The architecture above avoids this through three hard rules:

  1. No cross-domain database access — ever. If the Order service needs product data, it either holds a denormalized copy or calls the Catalog service’s gRPC API.
  2. No synchronous calls in the async event path — once an event enters the Dapr mesh, it is processed independently. Event consumers do not call back into the producer.
  3. No shared deployment pipelines — each service has its own ArgoCD Application, its own container registry path, and its own release cycle. A bug in the Loyalty service cannot block a Checkout release.

For the full argument on when this complexity is justified — and when it isn’t — see Why You Should Migrate from Magento to Microservices (And When You Shouldn’t).

Series Navigation

PostWhat it covers
This postFull system blueprint, domain boundaries, traffic flows
Service Details by DomainEach service’s responsibilities and ownership
Golang DDD Deep-DiveKratos clean arch, Saga implementation, OCC, idempotency
Event-Driven with DaprNaming conventions, Saga pattern, DLQ design
GitOps with ArgoCDApp-of-Apps, Kustomize overlays, rollback playbook
Magento to Microservices: WhyDecision framework: when to migrate, when not to
Magento to Microservices: How3-phase Strangler Fig, Debezium CDC, bidirectional sync

FAQ

How does the API Gateway route traffic to 21+ backend services without becoming a bottleneck?

We use a lightweight, compiled gateway like Envoy or a custom Go gateway utilizing net/http reverse proxies.

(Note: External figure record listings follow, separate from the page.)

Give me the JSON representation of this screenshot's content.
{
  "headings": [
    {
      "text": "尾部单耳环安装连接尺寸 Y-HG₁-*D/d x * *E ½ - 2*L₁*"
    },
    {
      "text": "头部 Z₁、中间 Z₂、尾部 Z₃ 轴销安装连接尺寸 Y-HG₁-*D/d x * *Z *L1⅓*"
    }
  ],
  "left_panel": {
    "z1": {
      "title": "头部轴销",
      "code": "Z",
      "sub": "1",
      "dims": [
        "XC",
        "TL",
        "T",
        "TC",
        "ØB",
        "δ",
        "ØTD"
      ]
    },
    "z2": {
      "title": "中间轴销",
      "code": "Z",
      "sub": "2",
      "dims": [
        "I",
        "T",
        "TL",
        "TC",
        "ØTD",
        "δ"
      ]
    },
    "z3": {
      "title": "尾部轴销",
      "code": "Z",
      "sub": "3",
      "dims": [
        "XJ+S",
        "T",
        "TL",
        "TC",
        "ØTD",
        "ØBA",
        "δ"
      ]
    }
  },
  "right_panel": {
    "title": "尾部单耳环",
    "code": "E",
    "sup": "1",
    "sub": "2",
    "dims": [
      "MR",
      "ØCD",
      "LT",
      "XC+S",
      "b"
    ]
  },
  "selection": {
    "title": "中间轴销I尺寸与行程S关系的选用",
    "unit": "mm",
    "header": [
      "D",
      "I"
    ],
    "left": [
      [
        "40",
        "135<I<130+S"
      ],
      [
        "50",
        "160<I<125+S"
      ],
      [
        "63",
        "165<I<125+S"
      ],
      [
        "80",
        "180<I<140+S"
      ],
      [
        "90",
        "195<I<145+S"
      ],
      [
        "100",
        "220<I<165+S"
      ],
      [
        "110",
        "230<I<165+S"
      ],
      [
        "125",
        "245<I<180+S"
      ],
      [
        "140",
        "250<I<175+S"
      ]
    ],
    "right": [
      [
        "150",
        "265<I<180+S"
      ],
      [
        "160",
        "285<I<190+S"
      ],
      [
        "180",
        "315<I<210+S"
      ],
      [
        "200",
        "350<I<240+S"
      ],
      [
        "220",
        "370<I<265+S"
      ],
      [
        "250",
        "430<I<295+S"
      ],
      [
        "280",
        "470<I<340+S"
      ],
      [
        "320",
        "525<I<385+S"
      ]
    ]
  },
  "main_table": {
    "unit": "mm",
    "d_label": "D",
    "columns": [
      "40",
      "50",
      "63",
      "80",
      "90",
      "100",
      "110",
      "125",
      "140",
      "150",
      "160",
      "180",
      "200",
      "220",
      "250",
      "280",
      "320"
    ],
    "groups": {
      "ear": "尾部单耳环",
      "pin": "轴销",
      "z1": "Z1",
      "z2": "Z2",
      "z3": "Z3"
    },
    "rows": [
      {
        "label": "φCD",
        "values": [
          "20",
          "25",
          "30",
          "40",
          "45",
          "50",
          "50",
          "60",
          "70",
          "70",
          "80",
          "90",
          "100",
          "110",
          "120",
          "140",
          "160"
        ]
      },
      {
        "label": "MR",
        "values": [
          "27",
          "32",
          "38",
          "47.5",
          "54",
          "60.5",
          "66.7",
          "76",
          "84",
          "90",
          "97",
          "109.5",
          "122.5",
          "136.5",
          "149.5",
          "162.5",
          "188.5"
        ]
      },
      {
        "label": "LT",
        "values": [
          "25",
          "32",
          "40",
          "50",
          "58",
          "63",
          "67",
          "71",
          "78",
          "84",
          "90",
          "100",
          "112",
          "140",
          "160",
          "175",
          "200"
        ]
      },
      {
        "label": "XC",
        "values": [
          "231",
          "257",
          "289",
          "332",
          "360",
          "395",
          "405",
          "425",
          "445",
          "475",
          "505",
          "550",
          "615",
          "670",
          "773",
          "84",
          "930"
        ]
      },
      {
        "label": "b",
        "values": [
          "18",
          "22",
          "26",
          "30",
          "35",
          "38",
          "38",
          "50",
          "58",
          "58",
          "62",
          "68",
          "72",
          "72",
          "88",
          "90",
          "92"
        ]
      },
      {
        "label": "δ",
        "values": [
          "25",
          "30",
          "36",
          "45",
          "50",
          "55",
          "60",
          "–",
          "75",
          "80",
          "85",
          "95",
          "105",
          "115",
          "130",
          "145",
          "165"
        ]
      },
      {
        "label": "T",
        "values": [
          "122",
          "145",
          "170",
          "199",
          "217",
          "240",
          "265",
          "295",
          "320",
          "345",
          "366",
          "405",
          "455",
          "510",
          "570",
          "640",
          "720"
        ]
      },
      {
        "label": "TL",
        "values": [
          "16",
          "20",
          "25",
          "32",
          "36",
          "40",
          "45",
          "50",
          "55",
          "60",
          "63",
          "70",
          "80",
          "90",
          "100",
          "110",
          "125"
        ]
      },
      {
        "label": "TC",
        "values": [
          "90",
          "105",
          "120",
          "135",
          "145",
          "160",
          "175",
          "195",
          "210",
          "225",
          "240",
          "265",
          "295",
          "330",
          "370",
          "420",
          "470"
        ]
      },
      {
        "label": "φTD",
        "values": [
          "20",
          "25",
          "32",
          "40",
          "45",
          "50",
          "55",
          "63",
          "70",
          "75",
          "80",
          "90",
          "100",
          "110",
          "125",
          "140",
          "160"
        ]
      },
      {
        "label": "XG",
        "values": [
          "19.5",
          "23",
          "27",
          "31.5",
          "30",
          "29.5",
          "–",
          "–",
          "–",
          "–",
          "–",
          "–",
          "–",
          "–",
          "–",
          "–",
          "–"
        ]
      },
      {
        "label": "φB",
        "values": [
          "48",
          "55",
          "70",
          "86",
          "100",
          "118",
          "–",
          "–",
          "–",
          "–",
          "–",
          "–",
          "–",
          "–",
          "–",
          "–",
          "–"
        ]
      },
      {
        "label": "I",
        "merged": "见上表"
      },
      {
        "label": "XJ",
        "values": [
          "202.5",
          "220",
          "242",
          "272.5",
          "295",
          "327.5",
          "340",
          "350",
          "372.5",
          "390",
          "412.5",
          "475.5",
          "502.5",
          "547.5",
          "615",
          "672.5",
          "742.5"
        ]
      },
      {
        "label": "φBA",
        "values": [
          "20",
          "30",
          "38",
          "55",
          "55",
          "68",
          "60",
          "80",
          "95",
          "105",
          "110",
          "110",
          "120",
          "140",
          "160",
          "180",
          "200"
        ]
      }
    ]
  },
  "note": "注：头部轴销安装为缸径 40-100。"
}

Path-based routing and JWT token verification are handled at the edge, while service-to-service communication is offloaded to a gRPC mesh (using Linkerd or Consul) for low-latency, mTLS-secured transport.

What strategies prevent cascading failures when a downstream microservice experiences latency spikes?

We implement the Circuit Breaker and bulkhead patterns at the service boundary. In Go, libraries like go-resiliency/breaker or Sentinel intercept outbound HTTP/gRPC client calls. If the failure rate exceeds 50%, the breaker trips immediately, returning a cached response or an architectural fallback rather than blocking goroutines.